PRO TIP: Don’t just stop at running your P&L. Consider discussing your business’ financial performance with mentors and business advisors, including a bookkeeper or CPA, to optimize your growth potential. Remember: It takes a village of knowledgeable advisors!

Finally, as our pro tip reminds us, don’t go at it alone. Entrepreneurship can often feel like that trip down Route 66: though beautifully romantic and nostalgically adventurous, some parts are frighteningly lonely and desolate too. So, if you’re looking for a fearless numbers person to sit passenger side, give us a ring. We’re here to help! Otherwise:

3 thoughts on “Mary Kay Your Way to Self Employed Success

  1. WoW! You really dumped on MLM’s. Unfortunately MLM’s have gotten a bad rap from people who have taken advantage of others. Not all MLM’s are the same. There are over 1,000 MLM’s around the world that are very reputable with superior products, have stood the test of time (some 60 years plus in business) and generated fabulous incomes for 20.5 million people as of 2016. I took a course from the Small Business Association and their statistics showed that 20% of businesses fail within their first year, 30% fail during the first 2 years of being open and 50% during the first five years and 66% during the first 10 years. That’s pretty bleak statistics from the Small Business Association who keeps these stats.
    As a business owner of a small business when you get sick or have a serious accident your business suffers greatly. As an MLM business person you build it once….earn on it forever….if done right.
    MLM’s are not for everyone but they work if you work the process. Being a business owner isn’t for everyone and you can work the process and still fail and lose everything. Both avenues of getting into your own business either MLM or Small Business requires a certain amount of dedication, hard work, perseverance and grit from the person that starts it. I know, I’ve done both!
    My advice is to study long and hard before you start any business. Decide what, who and where your market is. What is the cost of a store front, property taxes, franchise fees, marketing fees, computer wi/fi fees, office equipment, leases or basic operating expenses. What is the supply and demand for your products. What are you willing to give up in your life or the life of your family to make your business successful. Usually the start up cost for opening a business, institution or industry is much greater an investment than a start up for an MLM business. Both can be highly successful depending on the individual’s commitment to success. What types of ancillary services will you need to employ to help you achieve your dreams. Believe me, as you grow your business so will your needs grow. What type of capitol do you have for the investment into the business, payroll, liability insurance and employee benefits. What happens if you get sick, seriously ill, car accident or worse death? These are just a few of the considerations anyone should look at before purchasing a business or starting an MLM. You can be successful in BOTH!

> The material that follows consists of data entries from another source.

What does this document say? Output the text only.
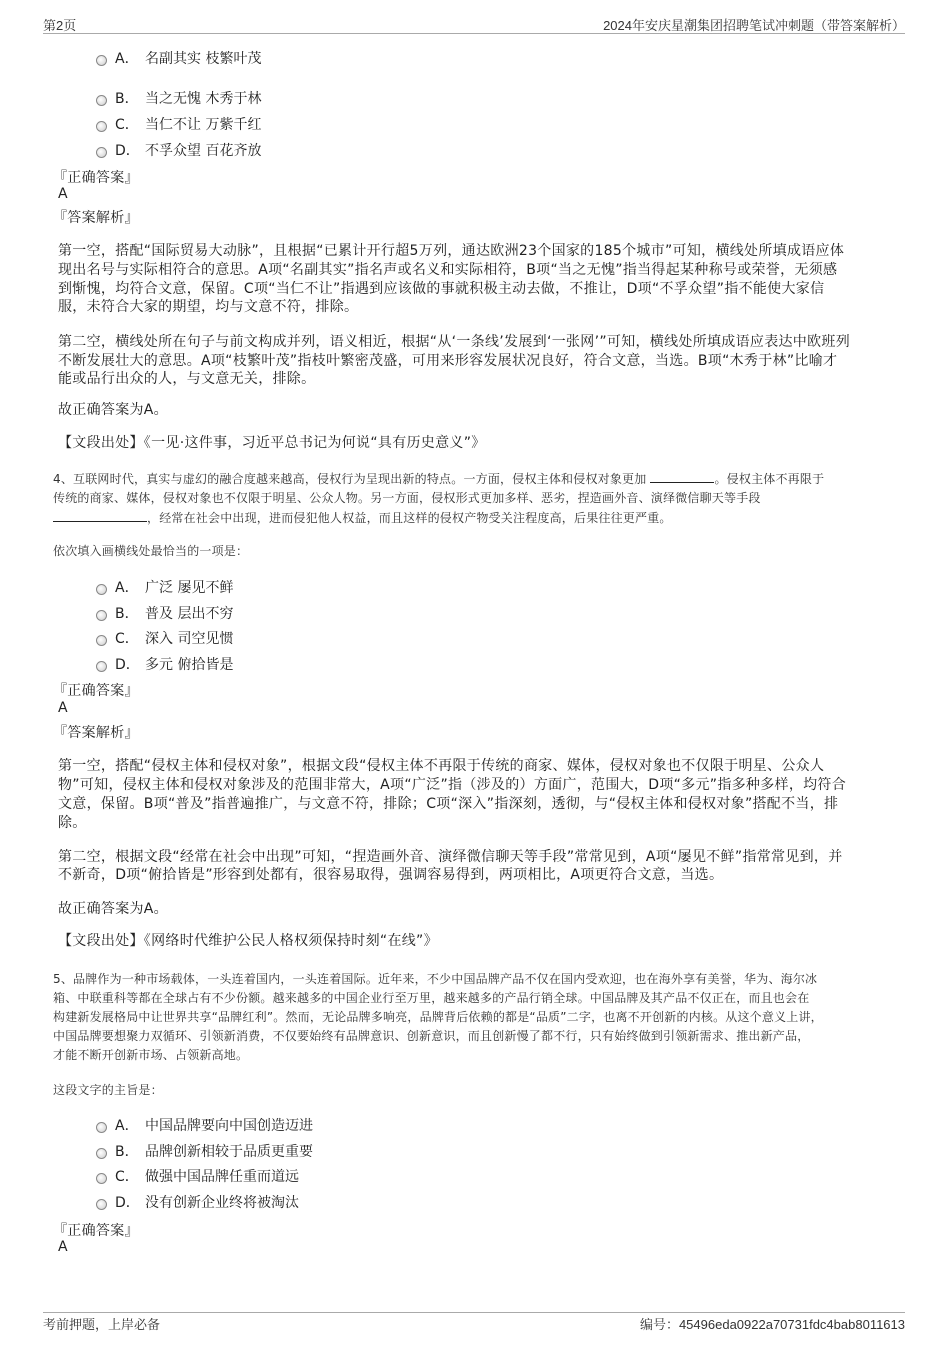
第2页	2024年安庆星潮集团招聘笔试冲刺题（带答案解析）
A． 名副其实 枝繁叶茂
B． 当之无愧 木秀于林
C． 当仁不让 万紫千红
D． 不孚众望 百花齐放
『正确答案』
A
『答案解析』
第一空，搭配“国际贸易大动脉”，且根据“已累计开行超5万列，通达欧洲23个国家的185个城市”可知，横线处所填成语应体
现出名号与实际相符合的意思。A项“名副其实”指名声或名义和实际相符，B项“当之无愧”指当得起某种称号或荣誉，无须感
到惭愧，均符合文意，保留。C项“当仁不让”指遇到应该做的事就积极主动去做，不推让，D项“不孚众望”指不能使大家信
服，未符合大家的期望，均与文意不符，排除。
第二空，横线处所在句子与前文构成并列，语义相近，根据“从‘一条线’发展到‘一张网’”可知，横线处所填成语应表达中欧班列
不断发展壮大的意思。A项“枝繁叶茂”指枝叶繁密茂盛，可用来形容发展状况良好，符合文意，当选。B项“木秀于林”比喻才
能或品行出众的人，与文意无关，排除。
故正确答案为A。
【文段出处】《一见·这件事，习近平总书记为何说“具有历史意义”》
4、互联网时代，真实与虚幻的融合度越来越高，侵权行为呈现出新的特点。一方面，侵权主体和侵权对象更加	。侵权主体不再限于
传统的商家、媒体，侵权对象也不仅限于明星、公众人物。另一方面，侵权形式更加多样、恶劣，捏造画外音、演绎微信聊天等手段
，经常在社会中出现，进而侵犯他人权益，而且这样的侵权产物受关注程度高，后果往往更严重。
依次填入画横线处最恰当的一项是：
A． 广泛 屡见不鲜
B． 普及 层出不穷
C． 深入 司空见惯
D． 多元 俯拾皆是
『正确答案』
A
『答案解析』
第一空，搭配“侵权主体和侵权对象”，根据文段“侵权主体不再限于传统的商家、媒体，侵权对象也不仅限于明星、公众人
物”可知，侵权主体和侵权对象涉及的范围非常大，A项“广泛”指（涉及的）方面广，范围大，D项“多元”指多种多样，均符合
文意，保留。B项“普及”指普遍推广，与文意不符，排除；C项“深入”指深刻，透彻，与“侵权主体和侵权对象”搭配不当，排
除。
第二空，根据文段“经常在社会中出现”可知，“捏造画外音、演绎微信聊天等手段”常常见到，A项“屡见不鲜”指常常见到，并
不新奇，D项“俯拾皆是”形容到处都有，很容易取得，强调容易得到，两项相比，A项更符合文意，当选。
故正确答案为A。
【文段出处】《网络时代维护公民人格权须保持时刻“在线”》
5、品牌作为一种市场载体，一头连着国内，一头连着国际。近年来，不少中国品牌产品不仅在国内受欢迎，也在海外享有美誉，华为、海尔冰
箱、中联重科等都在全球占有不少份额。越来越多的中国企业行至万里，越来越多的产品行销全球。中国品牌及其产品不仅正在，而且也会在
构建新发展格局中让世界共享“品牌红利”。然而，无论品牌多响亮，品牌背后依赖的都是“品质”二字，也离不开创新的内核。从这个意义上讲，
中国品牌要想聚力双循环、引领新消费，不仅要始终有品牌意识、创新意识，而且创新慢了都不行，只有始终做到引领新需求、推出新产品，
才能不断开创新市场、占领新高地。
这段文字的主旨是：
A． 中国品牌要向中国创造迈进
B． 品牌创新相较于品质更重要
C． 做强中国品牌任重而道远
D． 没有创新企业终将被淘汰
『正确答案』
A
考前押题，上岸必备	编号：45496eda0922a70731fdc4bab8011613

    1. Susie, Thank you for your response. You make some excellent points! No business is “fool proof” and when done right, any business can be a success. I’m sorry you thought MLMs were “dumped on” in this post. That was certainly not the intent!! Several of our clients are successful entrepreneurs who have proven (like you) that working their network marketing business really works! -Jennifer

  2. Thanks Jennifer….just thought it was a little one sided. Perhaps the words “dumped on” was too harsh. It takes a village to run a business. Thank goodness for companies like yours coming to the rescue in the back office. I look forward to our continued relationship!